E—Early Mobility and Exercise
Critically ill adults with COVID-19 are at high risk for ICU-acquired weakness and compromised post-ICU physical function. Deep sedation, with or without NMB therapy, precludes out-of-bed rehabilitation (17,50). Physical and occupational therapists may not be present in the ICU; the truncated time nurses are at the patient bedside may reduce in-bed rehabilitation efforts. As patients recover, contact precautions may preclude out of ICU room mobility efforts. Strategies to optimize rehabilitation and mobility in light of these barriers are presented in Table 5 (10,12,13,15–17,49).
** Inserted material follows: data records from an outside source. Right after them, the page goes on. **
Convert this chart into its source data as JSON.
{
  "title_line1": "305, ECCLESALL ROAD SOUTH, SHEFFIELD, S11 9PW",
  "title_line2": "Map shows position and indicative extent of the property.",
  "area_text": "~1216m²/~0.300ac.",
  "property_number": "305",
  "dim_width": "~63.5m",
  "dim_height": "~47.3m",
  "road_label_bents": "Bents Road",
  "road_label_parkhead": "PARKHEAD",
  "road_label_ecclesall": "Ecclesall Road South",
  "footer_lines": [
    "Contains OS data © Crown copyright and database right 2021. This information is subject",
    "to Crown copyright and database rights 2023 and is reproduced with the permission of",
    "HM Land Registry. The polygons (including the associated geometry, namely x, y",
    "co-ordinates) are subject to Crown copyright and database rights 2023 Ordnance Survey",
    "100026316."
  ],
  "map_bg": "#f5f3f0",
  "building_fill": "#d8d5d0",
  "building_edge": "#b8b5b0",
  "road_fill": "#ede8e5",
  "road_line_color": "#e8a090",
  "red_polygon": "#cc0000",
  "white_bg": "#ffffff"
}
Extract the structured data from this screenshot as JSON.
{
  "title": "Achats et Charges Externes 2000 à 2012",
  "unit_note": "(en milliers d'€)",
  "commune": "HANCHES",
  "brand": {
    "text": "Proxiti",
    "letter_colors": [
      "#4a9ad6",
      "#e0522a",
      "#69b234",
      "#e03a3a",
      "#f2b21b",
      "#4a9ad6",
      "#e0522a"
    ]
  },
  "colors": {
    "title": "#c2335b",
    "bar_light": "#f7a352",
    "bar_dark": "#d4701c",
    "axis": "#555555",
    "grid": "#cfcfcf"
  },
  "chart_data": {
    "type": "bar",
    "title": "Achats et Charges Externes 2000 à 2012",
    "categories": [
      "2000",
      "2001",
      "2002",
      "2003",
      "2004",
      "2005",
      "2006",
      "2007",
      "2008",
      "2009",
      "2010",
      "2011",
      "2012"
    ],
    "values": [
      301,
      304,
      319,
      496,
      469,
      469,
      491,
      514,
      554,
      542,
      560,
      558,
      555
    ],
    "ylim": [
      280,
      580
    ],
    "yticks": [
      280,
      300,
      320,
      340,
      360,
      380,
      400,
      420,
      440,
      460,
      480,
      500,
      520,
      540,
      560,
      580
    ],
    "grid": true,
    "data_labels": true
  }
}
F—Family Engagement and Empowerment
In the face of contagion, evidence-based strategies known to support family engagement in ICU care have generally been abandoned (30). There is abundant sharing on social media by family members about their frustration, sadness, and grief over “not being there” for their loved ones. Families are rarely present in the hospital and almost never allowed at the bedside. For patients who are wakeful, daily telephone, facetime, or zoom communications with family is encouraged. Families should be encouraged to provide the ICU with family photos and provide clinicians with the E-stories and music the patient enjoys (30,49).
The number of critically ill adults with COVID-19 requiring mechanically ventilatory support has dramatically affected the way critical care is delivered and has likely prompted a move at many centers away from evidence-based ICU practices such as ABCDEF Bundle delivery. Despite multiple factors affecting Bundle use in ICUs caring for COVID-19 adults, we have outlined multiple strategies to help operationalize the Bundle, regardless of PPE availability, the location of critical care, or patient severity of illness. Reemploying the use of evidence-based strategies developed over the past 20 years in critical care research, appropriately adapted for use in this new and trying time of the coronavirus pandemic, may be one of the best mechanisms by which to increase ventilator and ICU capacity and help critically ill adults with COVID-19 transition toward recovery and survivorship.